My honest read: if you’re using Klaviyo mostly for basic flows and occasional campaigns, the price increase is hard to justify. The AI features are genuinely useful, but they’re not magic — they still require someone who understands your brand and customers to review and adjust what comes out.
If you’re running complex multi-channel campaigns across multiple markets, the combination of Composer, Locale Aware Catalogs, and Personalized Send Time probably does save enough time to offset the cost. The math works differently depending on how much of your team’s time goes into campaign setup.
What Composer is good at
Composer is fast at the structural work: building the segment, picking channels, setting up the timing logic, generating first-draft copy. That’s the part that used to take a few hours of clicking around in the flow builder. Now it takes a few minutes.
The A/B test setup is genuinely useful. It’ll generate subject line variants automatically and set up the test structure, which is the kind of thing that often gets skipped because it’s tedious to configure manually.
For standard campaign types — win-back, post-purchase, seasonal sale — the output is solid. The copy is competent, the timing is reasonable, and the segment logic is usually right.
What still needs human judgment
Brand voice is the obvious one. Composer writes in a generic e-commerce register that’s fine but not distinctive. If your brand has a specific tone, you’ll be editing the copy.
The audience logic can be too broad. “Lapsed customers” is a reasonable starting point, but whether that means 60 days or 180 days, whether you exclude recent browsers, whether you want to split by purchase category — those decisions still require someone who knows your data.
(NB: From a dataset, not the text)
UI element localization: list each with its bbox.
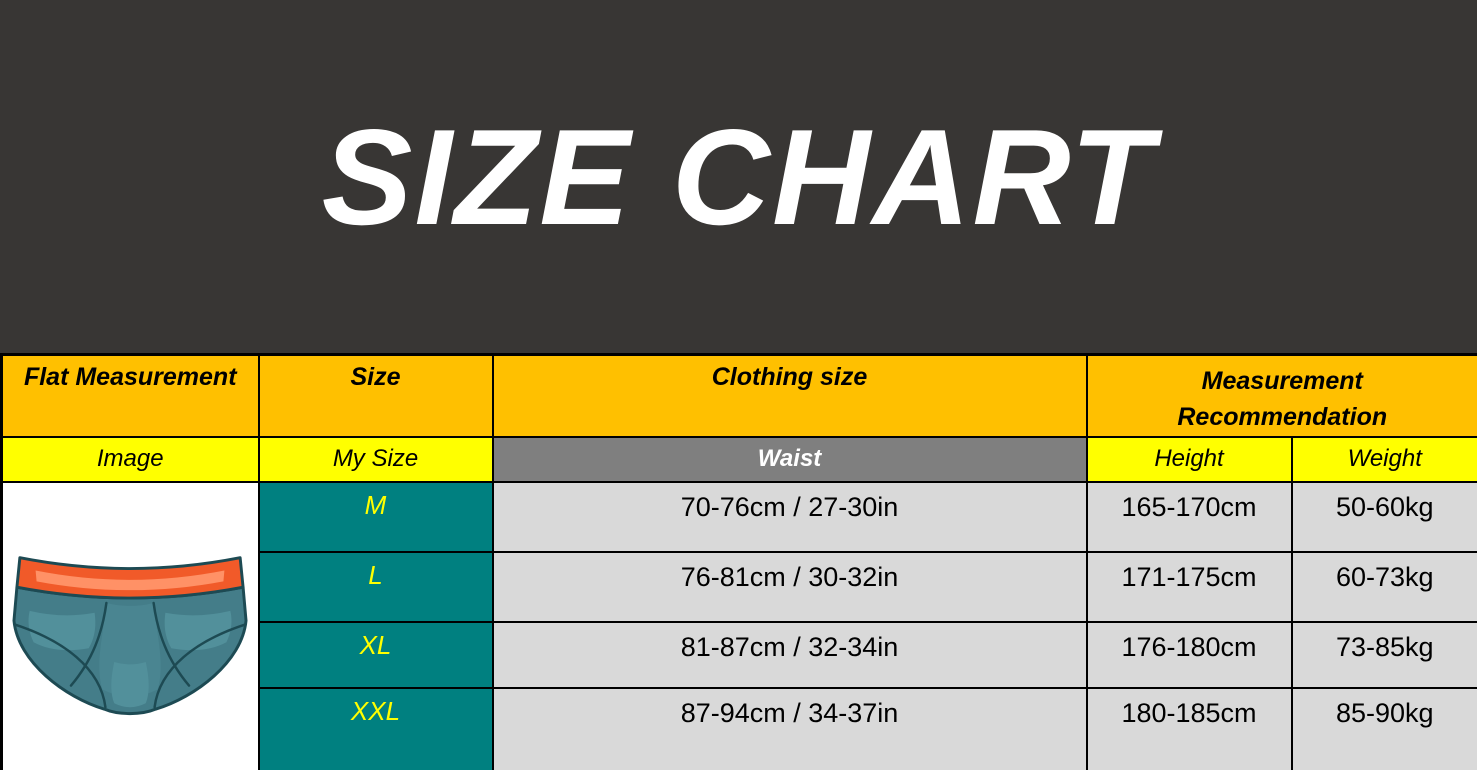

Anything involving a new product launch, a brand story, or a campaign tied to a specific cultural moment needs human input. Composer doesn’t know what makes your product interesting. It knows what campaigns in your category tend to look like.
The output is a starting point, not a finished campaign. That’s not a criticism — it’s just accurate. The time savings are real, but they’re in the setup and structure, not in eliminating the need for review.
Worth it?
If you’re already on Klaviyo and running multi-channel campaigns, Composer is worth testing on your next campaign. The worst case is you spend 10 minutes reviewing and editing what it generates instead of building from scratch.
If you’re evaluating Klaviyo for the first time and the 25% price increase is a sticking point, the AI features are a real differentiator, but they’re not a reason to pay for a plan that’s otherwise too large for your current list size. Start with what you need and grow into the AI features.